Thursday, October 31, 2013

Another Step On My Writing Journey


Last Friday I was surrounded by a community of writers at the Surrey International Writers' Conference held at the Guildford Sheraton.  Never in my life have I felt like I truly belonged in a large crowd until now.  When I've attended conferences in the past I'd always felt uneasy, awkward and out of place.  This time, with the exception of one volunteer, I didn't know a soul, and yet I felt a part of this amazing tapestry of writers.

For a writer this is an odd feeling as so much of what we do is in isolation.  Most writers are private about their writing until they think they have something worth sharing, and as a result they write alone with no connection to others.  I'm no exception.  Besides my blog I keep my writing close to my heart, only allowing a select few in to read.  I've been working on my novel since the summer of 08, but no one really knew about it until 2010.  I think the secrecy behind my novel has more to do with me.  Up until last week I'd always felt strange explaining what the novel was about to people I know.  I'm not sure why.  It might be the fact I'm my own worst critic and think the content isn't engaging enough. Now after two pitches and countless conversations with other writers about my project I feel a bit more confident about it.  I'm guessing if an editor wants to see my first three chapters when the whole manuscript is ready then I have something worthy to share.

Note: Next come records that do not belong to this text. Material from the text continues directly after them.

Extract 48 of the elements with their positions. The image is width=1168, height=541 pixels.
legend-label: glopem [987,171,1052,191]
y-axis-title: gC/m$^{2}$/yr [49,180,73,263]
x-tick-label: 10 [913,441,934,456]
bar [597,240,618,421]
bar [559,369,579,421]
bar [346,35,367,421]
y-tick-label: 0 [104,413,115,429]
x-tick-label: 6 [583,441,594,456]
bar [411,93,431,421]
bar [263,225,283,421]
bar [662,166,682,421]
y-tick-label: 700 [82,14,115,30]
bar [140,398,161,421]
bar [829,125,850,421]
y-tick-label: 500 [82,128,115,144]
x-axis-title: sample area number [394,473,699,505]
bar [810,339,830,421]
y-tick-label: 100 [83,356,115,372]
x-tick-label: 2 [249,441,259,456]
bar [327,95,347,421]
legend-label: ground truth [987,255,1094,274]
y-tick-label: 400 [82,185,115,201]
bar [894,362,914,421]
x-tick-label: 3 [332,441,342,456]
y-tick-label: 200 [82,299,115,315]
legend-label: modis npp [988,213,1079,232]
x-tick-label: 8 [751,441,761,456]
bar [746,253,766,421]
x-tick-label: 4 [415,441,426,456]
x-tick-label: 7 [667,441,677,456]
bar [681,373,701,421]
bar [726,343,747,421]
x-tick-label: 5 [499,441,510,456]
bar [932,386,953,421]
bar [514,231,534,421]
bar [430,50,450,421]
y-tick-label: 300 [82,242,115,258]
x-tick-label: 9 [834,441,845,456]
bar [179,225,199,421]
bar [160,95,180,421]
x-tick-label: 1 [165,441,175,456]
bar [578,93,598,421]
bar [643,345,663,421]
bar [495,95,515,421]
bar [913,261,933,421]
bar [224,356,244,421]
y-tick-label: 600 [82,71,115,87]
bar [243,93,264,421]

Yes that's right, an editor wants to see my writing!  It is still shocking and I don't want to get too excited about it; this is only the first step to getting published.  Just because they want to see something doesn't mean they'll like it.  I feel honoured just being asked as it has been a long and strange journey with my novel thus far.

When I started writing this 200 page manuscript one summer night in Shuswap my intention was just to write a short story.  This 5 page story inspired the novel.  From there I wrote my first draft, which has been transformed many times over.  Each new version surpassing the former in skill and technique.  Just when I think I've mastered it my dear editor Alyssa always comes back pushing my limits again toward achieving success.  Alyssa is not an editor by trade; she is a friend from work who has graciously been reading my novel for the past few years.  We get together from time to time to discuss my characters and plot, brain storming ideas on how to make it better.  What I love about Alyssa is that she tells it to me straight; I appreciate that as I'm sure any publisher, agent, or editor who reads my work will be just as tough, if not tougher.

So right before the summer I actually read my novel from the beginning to the end in one shot.  Up until then I had only read it in chunks and just "fixed" them.  Well my immediate reaction was to delete the 101,247 word document as I hated it.  In my eyes there were so many holes in the story- the protagonist seemed flat and I finally understood what Alyssa meant when she said that she didn't understand why the protagonist loved who she does.   I felt defeated; almost five years of hard work and nothing to really show for it.  Luckily I got advice from a fellow writer who told me to take a break and come back to it later.  I did just that.  I took three weeks off and then up at Shuswap I found my muse again.  Then I spent the rest of my summer revamping and reorganizing my novel.  I even changed my title; Marbles and Wine rolls off the tongue better than Its Like Holding A Marble In My Mouth. What a mouthful, ha ha. Pun intended.

I know I still have more revising to do, but after listening to accomplished authors last week about their first novels I realize that it takes time and not to worry.  Writing is a process and it takes time to prefect it.